Objectives: To create a systematic synthesis of the published evidence about the prevalence of eight geriatric syndromes and their association with survival and institutionalization, and to provide a review of models that report survival in elderly populations.
Data Sources: Original epidemiologic studies were sought from several databases to identify articles published in English from January 1, 1990 to April 25, 2010.
Review Methods: We identified studies of multiple morbidities, mild cognitive impairment, frailty, disability, sarcopenia, malnutrition, homeostenosis (i.e., impaired homeostasis), and chronic inflammation in the general elderly population and age, race, and sex subgroups. We developed standardized forms using different definitions of these syndromes and abstracted prevalence of the syndromes. Multivariate adjusted risks of mortality and institutionalization for elderly patients with syndromes were abstracted to calculate remaining life expectancy. Pooled analyses were conducted with random effects models. Statistical and decisionmaking models were appraised for content, simplicity, and validation.

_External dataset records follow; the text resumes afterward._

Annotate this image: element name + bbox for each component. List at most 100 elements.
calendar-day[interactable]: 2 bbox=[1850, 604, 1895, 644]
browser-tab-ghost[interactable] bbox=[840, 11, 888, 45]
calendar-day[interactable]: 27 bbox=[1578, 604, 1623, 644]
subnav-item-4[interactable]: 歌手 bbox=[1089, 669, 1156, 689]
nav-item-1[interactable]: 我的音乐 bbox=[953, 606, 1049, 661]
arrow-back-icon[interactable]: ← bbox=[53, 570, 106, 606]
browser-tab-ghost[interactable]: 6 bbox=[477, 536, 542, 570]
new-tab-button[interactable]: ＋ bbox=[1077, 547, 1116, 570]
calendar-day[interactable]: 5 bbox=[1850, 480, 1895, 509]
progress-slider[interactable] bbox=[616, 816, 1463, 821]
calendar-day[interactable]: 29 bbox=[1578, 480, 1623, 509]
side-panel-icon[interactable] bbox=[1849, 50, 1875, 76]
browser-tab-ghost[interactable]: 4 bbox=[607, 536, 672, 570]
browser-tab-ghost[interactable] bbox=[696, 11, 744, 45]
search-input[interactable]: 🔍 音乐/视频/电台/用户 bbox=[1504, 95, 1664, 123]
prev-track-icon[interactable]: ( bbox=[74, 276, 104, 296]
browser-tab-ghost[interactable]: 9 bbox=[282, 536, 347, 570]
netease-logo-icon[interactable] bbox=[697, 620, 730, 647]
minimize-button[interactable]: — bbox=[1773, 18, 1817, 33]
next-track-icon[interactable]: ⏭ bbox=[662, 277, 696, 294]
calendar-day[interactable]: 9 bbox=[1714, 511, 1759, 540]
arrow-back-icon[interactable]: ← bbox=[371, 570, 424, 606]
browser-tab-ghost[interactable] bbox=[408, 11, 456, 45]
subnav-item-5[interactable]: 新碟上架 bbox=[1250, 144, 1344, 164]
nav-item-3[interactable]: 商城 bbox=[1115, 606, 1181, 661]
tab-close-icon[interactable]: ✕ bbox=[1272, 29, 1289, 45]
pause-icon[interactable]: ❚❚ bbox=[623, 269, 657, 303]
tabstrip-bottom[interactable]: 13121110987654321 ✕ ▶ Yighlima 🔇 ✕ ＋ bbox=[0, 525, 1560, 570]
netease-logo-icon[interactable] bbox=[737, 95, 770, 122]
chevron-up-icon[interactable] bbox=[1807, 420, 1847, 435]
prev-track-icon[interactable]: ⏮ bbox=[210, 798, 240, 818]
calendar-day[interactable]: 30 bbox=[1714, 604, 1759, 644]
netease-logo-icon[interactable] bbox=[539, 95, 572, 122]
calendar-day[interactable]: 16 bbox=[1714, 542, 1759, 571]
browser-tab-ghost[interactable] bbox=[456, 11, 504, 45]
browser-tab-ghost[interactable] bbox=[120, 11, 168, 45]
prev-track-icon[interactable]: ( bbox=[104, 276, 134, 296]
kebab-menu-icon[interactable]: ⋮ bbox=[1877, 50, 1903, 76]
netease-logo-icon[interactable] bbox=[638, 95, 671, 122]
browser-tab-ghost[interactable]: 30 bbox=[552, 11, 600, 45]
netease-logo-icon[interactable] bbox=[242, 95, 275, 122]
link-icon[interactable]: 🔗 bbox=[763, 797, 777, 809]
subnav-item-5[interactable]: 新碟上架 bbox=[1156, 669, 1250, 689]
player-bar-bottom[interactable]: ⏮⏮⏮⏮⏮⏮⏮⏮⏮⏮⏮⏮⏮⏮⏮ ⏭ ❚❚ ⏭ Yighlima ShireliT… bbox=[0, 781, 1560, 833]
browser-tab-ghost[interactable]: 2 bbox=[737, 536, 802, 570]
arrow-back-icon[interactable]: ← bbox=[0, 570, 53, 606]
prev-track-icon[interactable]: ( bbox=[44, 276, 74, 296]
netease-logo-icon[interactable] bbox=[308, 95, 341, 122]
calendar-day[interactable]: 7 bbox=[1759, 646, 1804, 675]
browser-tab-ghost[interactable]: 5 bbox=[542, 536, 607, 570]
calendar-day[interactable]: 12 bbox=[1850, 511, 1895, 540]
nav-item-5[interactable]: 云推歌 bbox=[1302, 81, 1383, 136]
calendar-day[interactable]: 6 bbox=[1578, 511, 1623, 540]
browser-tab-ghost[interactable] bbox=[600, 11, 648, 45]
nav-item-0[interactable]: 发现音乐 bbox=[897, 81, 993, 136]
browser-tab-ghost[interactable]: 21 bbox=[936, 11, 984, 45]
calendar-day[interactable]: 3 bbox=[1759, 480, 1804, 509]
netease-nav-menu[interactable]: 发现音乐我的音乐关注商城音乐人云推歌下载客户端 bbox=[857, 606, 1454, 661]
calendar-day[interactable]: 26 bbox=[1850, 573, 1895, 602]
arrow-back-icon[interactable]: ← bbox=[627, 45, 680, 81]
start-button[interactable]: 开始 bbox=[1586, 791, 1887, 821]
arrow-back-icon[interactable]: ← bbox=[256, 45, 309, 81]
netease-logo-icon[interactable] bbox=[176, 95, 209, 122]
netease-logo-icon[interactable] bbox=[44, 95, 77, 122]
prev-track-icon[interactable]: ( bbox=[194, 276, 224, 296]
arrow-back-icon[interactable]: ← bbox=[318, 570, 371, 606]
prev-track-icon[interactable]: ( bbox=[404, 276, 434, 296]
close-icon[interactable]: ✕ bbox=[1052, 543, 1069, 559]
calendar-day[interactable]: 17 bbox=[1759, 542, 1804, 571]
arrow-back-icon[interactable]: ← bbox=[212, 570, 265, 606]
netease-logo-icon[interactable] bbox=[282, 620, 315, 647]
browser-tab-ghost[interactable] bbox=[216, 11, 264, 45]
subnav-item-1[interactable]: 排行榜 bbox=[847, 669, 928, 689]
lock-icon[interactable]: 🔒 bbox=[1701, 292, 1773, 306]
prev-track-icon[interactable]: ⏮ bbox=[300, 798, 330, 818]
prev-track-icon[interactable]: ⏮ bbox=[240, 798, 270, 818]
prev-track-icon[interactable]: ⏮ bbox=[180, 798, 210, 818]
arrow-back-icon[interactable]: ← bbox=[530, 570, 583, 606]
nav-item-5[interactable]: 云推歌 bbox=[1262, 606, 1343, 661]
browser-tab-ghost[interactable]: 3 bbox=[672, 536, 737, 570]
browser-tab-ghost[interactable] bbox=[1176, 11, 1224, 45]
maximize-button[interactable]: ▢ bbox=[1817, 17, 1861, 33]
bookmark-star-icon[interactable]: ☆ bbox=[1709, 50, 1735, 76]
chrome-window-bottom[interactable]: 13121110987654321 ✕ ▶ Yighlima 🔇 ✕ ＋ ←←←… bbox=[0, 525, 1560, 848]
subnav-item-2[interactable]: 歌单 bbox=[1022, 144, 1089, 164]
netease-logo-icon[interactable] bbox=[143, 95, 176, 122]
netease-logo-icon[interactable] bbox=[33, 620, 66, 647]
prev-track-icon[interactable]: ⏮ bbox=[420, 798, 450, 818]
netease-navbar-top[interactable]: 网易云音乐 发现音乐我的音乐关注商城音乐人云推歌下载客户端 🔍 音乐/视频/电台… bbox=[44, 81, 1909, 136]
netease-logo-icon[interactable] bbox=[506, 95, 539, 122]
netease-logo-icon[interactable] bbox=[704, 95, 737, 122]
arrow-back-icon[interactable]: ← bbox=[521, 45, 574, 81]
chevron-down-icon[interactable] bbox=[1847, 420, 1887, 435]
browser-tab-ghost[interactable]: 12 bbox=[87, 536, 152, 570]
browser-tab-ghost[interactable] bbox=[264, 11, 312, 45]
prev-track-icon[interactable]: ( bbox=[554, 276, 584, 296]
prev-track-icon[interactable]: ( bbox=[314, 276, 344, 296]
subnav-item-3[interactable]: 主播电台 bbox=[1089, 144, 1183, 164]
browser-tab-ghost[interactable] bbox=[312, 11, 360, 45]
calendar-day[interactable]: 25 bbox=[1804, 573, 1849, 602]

Results: Of the 2,377 publications retrieved, 509 publications of 123 studies were eligible for review. Definitions varied within each syndrome and overlapped across all syndromes. Prevalence estimates increased with age. African Americans had higher prevalence of multiple morbidities, frailty, malnutrition, and disability when compared to Caucasians. Evidence on other minority subgroups was sparse. All syndromes were associated with increased risk of death and institutionalization. A negative association between prevalence of a syndrome and its effect on survival was evident across all syndromes. Impaired homeostasis and dementia were associated with the lowest survival among elderly persons when compared to the general population. In the young-old, ages 65–74 years, those with homeostenosis, poor health, or advanced dementia suffered significant decreases in predicted life expectancy. The syndromes affected the likelihood of death more among the young-old. In those older than age 90 years, the added value of factoring in conditions and syndromes to evaluate the link to mortality beyond 1 year was minimal. Complexity was not associated with better mortality models in elderly persons.
Conclusions: Syndromes are not independent; definitions and prevalence estimates overlap substantially. Some minority subpopulations had higher prevalence of the syndromes. Less inclusive definitions had lower prevalence but were better predictors of outcomes. Complex mortality models added less benefit to simpler models that included age, specific diseases, and impact on overall health and functioning. For younger old persons, syndromes most strongly linked to mortality were homeostenosis, poor health, and dementia.